When it comes to combating invoicing inefficiencies, CFOs don't pinch penny

When it comes to combating invoicing inefficiencies, CFOs don't pinch penny ...

Matthew Tillman, the CEO of OpenEnvoy, notices a familiar pattern among the finance managers and teams he serves. They're all overwhelmed with invoices their finance teams must reconcile manually, and internal process stopgaps aren't working.

Tillman explained in a recent interview to List23' Karen Webster that most organizations have a serious pain point, at least one, if not several.

Digital natives are fascinated by a job in finance but shy away from the joy of seeing invoices processed on screens of paper.

Tillman said the results of those conversations are altering the landscape of accounts payable and accounts receivable. Chief financial officers who would have been reluctant to embrace automation are under more pressure than ever to keep costs under control. They are beginning to understand that investments in process efficiency can pay dividends later.

The market is shifting from 'Can you do these things?' to 'How quickly can you do these things?' Tillman said.

Waste is made by haste.

OpenEnvoy and other software vendors are gaining traction because to a wider trend: relying on inefficient ramps in the “go-go” era when growth was at all costs. Firms are shifting to focus on speeding up margins.

Dupe invoicing is a significant waste reduction strategy, and it goes beyond the seemingly simple task of identifying exact invoice dupes.
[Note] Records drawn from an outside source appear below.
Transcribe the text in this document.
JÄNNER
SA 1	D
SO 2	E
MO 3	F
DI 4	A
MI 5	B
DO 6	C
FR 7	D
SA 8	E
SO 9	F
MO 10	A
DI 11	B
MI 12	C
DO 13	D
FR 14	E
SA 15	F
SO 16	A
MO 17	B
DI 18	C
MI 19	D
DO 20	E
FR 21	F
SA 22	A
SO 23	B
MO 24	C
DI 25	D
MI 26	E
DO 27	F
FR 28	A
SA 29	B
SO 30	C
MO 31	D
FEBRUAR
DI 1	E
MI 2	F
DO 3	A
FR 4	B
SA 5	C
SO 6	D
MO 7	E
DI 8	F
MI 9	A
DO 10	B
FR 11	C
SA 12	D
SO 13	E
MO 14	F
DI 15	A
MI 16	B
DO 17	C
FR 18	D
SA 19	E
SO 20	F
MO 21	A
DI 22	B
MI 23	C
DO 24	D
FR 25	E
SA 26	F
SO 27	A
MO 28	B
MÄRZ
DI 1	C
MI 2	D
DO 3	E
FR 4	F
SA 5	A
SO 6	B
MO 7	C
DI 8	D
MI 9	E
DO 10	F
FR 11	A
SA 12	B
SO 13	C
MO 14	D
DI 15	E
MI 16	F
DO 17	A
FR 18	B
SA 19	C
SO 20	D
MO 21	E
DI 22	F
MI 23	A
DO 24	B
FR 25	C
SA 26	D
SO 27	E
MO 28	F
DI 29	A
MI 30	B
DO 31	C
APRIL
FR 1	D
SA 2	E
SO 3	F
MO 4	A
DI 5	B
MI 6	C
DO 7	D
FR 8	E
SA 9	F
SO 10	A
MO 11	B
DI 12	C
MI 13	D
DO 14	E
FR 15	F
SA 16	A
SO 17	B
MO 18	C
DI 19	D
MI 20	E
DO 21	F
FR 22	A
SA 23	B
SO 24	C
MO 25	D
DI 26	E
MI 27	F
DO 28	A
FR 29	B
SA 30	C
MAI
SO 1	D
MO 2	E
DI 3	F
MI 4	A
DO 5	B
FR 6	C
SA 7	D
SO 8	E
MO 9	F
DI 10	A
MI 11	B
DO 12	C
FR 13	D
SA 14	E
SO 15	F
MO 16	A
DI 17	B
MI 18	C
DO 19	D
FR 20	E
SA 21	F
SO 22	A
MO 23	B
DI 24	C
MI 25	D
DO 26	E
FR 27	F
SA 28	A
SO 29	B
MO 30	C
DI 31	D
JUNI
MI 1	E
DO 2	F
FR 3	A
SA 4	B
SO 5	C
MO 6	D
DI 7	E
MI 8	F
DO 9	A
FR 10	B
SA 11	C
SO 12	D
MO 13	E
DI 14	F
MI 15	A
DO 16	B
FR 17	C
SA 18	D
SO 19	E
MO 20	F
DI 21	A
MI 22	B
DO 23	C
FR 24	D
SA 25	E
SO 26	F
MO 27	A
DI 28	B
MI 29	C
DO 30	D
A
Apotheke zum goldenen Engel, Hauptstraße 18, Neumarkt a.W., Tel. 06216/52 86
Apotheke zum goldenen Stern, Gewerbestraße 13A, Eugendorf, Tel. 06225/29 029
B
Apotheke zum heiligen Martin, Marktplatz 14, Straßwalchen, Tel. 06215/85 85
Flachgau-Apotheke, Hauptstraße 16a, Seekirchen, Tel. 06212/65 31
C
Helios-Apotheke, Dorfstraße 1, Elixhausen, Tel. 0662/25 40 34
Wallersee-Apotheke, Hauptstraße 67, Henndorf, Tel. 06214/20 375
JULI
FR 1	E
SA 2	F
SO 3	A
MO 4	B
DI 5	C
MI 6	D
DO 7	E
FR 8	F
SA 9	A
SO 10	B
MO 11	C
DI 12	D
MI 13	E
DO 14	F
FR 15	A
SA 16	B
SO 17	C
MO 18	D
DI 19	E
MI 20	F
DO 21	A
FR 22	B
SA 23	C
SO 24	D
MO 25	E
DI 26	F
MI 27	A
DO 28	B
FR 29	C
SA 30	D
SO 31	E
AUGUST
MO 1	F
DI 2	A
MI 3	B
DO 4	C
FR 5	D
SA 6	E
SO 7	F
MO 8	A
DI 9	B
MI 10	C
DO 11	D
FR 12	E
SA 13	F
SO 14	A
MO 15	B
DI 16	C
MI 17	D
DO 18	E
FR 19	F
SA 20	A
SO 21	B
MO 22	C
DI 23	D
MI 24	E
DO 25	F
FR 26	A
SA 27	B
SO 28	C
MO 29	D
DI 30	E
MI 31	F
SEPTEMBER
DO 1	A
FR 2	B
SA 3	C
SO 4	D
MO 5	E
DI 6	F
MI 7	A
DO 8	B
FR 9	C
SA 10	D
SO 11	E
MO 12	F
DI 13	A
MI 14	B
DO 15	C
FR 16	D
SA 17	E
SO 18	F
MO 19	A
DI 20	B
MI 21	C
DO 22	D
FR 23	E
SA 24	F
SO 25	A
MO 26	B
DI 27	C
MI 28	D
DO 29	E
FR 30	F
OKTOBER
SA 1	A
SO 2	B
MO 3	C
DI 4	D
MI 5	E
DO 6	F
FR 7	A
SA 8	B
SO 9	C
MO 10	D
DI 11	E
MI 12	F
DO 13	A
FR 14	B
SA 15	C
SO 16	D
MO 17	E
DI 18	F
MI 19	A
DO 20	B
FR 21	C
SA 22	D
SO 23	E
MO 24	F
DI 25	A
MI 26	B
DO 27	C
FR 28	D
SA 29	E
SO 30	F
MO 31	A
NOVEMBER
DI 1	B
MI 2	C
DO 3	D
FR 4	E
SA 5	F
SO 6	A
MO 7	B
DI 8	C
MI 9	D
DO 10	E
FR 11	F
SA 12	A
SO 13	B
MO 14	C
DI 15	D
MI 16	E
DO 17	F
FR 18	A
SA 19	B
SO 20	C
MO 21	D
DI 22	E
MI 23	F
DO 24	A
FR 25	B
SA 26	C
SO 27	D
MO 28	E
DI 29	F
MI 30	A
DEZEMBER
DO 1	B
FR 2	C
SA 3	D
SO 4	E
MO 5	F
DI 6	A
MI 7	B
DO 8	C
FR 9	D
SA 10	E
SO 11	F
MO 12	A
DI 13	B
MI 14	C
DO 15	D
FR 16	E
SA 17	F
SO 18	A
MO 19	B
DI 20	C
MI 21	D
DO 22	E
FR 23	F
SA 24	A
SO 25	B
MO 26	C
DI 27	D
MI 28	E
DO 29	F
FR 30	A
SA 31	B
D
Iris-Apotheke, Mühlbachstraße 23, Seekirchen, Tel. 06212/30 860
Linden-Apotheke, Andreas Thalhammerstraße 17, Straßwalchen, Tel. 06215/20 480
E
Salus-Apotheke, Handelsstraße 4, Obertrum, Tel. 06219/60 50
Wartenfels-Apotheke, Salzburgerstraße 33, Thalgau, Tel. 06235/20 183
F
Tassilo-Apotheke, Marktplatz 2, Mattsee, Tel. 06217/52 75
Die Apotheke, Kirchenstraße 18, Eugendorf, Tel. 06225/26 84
"It's the tip of the iceberg for big corporations, because you'd expect to catch duplicate invoices when you spend so much money on the reconciliation package, but it turns out it's just not working," he said. Duplications aren't just when the invoices are identical; it's also about processing each line item.

AP Speed is a Priority.

In times of scarcity, businesses are pressured to accelerate the payment process. Historically, large manual outsourcing businesses handled the auditing and reconciliation of line items against contracts. That takes too long in today's AP environment, according to Tillman. Automation makes the process not only more efficient and effective, but also quicker.

In addition, merging and acquisitions pose a fresh set of challenges. Incompatible processes and legacy enterprise resource planning platforms add to the inefficiency, and the task of sorting it all out often falls on the CFO suite.

Bessere Cash Management

Tillman believes that automation gives businesses better control of their cash as they look for ways to maximize liquidity and manage flows better.

"Solutions that are inherently preventative are going to provide a better return on investment than those that are based on clawbacks and old operational procedures," he said.